Şimdi baktığımda birçok şey eskisine göre çok daha gülünç geliyor. Eskiden gelişme olarak kabul edilen veya başarılı zannedilen şeyler mesela. Şu anda tamamen durmuş bir ekonomiden bahsediyoruz. En azından Almanya’da durum bu. Ama hala yiyeceğimiz var, etrafta dolaşabiliyoruz, enerjimiz sağlanıyor ve evlerimizde yaşayabiliyoruz. Ekonomi ise neredeyse karantinada gibi. Yani insanların temel ihtiyaçlarını karşılamak için ihtiyacımız olan aslında iddia edilenden çok daha az.
Gelecekte dünyanın değişeceğine olan inancınız gerçekten buradan mı kaynaklanıyor?
Temel ihtiyaçların karşılanmasının önceliğimiz olması gerektiğine inanıyorum. Gerçek ihtiyaçlarımız neler ve etrafımız tarafından sürekli yapay olarak üretilen ihtiyaçlar neler? Hayatta kalabilmek için kimsenin endişelenmediği bir toplum yaratabiliriz. Bunun için de hızlı ve yüksek tüketimimiz için ayrılan kaynaklardan, gerçekten ihtiyacı olanların yararlanmasını sağlamamız gerekli. Yeniden yapılandırma ile başka insanlara da yer bırakmalıyız.
“Büyüme fikrinden uzaklaşmamız gerek”
Şimdi yaratıcı bir strateji gerektiren bir sorumuz var. Ekolojik ayak izimizi azaltmak için en fazla ihtiyacımız olan şey nedir?
Büyüme fikrinden uzaklaşmamız gerekiyor. Gayrisafi milli hasıla olarak ölçtüğümüz şey aslında birçok alanda büyümenin engellenmesi anlamına geliyor. Daha farklı ve yeni bir kavramsallaştırma bizim çok daha yaratıcı olmamızı sağlayacaktır.
Bu söyledikleriniz çok güzel ama şu anda dünya bu şekilde işlemiyor. Bahsettiğiniz bu yeni dünyanın olmasını sağlamak için gerekli değişimleri nasıl yapacağız?
Aslında gerekli olan şey hepimizin içinde zaten var. Sihirli bir şekilde bir anda değişimin gerçekleşmesini beklemiyorum. Ancak hepimiz bu sürecin bir parçasıyız. İnsanların şu anda içinde bulunduğumuz durumu saçma bulup sorgulaması, bazı çatlakların oluşması ve zor koşullar hakkındaki rahatsızlığın giderek artması… Bu gibi durumlar özgürleşmemizi ve kendimizi sorgulamamızı sağlayacaktır. Değişimler bu şekilde gerçekleşiyor.

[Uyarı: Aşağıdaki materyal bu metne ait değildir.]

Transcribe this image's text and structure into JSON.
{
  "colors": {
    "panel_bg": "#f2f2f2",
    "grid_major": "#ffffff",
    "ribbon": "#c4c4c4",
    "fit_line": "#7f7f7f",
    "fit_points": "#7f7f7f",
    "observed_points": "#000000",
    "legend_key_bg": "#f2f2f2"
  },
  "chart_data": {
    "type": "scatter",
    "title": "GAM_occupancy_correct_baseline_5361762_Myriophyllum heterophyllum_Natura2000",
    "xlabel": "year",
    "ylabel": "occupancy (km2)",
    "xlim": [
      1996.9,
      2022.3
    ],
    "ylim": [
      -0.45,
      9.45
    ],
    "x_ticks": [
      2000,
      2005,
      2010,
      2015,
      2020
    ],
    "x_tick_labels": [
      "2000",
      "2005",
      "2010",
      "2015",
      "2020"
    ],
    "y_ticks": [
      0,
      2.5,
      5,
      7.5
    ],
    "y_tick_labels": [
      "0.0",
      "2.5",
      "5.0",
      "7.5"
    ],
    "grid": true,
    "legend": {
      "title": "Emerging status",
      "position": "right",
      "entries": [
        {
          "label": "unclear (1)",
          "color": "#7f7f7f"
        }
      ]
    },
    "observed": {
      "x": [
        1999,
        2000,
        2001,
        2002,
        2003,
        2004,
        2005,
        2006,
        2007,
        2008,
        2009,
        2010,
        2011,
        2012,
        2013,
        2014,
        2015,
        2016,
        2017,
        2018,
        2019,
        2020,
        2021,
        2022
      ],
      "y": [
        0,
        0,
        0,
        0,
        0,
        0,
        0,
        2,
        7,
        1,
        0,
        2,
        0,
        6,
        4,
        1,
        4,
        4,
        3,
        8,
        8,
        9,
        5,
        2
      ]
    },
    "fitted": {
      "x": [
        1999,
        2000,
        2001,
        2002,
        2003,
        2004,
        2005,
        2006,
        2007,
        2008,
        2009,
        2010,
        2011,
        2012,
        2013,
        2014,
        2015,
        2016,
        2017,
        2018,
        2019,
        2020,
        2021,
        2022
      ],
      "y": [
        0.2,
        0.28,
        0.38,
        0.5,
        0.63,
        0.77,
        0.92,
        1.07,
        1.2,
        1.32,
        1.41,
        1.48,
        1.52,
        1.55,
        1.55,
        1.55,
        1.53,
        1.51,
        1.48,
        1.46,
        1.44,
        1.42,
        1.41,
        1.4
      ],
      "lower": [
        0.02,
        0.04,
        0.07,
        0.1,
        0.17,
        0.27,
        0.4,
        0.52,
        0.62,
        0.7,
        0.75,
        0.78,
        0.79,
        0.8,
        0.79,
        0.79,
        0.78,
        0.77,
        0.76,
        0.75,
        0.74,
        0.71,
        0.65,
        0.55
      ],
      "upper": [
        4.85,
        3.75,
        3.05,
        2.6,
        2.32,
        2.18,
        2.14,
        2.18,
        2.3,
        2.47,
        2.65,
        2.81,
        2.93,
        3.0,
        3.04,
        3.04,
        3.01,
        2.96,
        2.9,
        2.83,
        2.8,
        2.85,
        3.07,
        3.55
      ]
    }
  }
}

Bu zamana kadar bunun hiç gerçekleşmediğini ve gerçekleşmeyeceğini söylemek, yenilgiyi baştan kabul etmek anlamına geliyor. Toplum için bardağı taşıran son damlanın ne zaman olacağını bilemiyoruz. Korona sebebiyle öğrendiklerimizin başka bir krizde işe yarayıp yaramayacağını da öngöremeyiz ama şimdiden paylaşmaya başlayabiliriz. Şimdiden öğrendiklerimiz bile umut verici aslında.
Bambaşka bir dünya oluşturabiliriz. Bu, aynı zamanda, çok yoğun bir politik mücadeleyi de gerektiriyor. Ancak hepimiz bunun bir parçasıyız. Hem de sadece tüketici olarak değil. Vatandaş, eğitimci ve ileride neyin mümkün olduğunu öngörebilen insanlar olarak da bunun içindeyiz.
Almanya İklim Değişimi Konseyi’nin (WBGU) Genel Sekreteri olarak görev yapan Maja Göpel, ülkede değişim alanında çalışan önde gelen araştırmacılardan biri. Söyleşi DW’nin çevre podcasti “On the Green Fence” kapsamında yapıldı.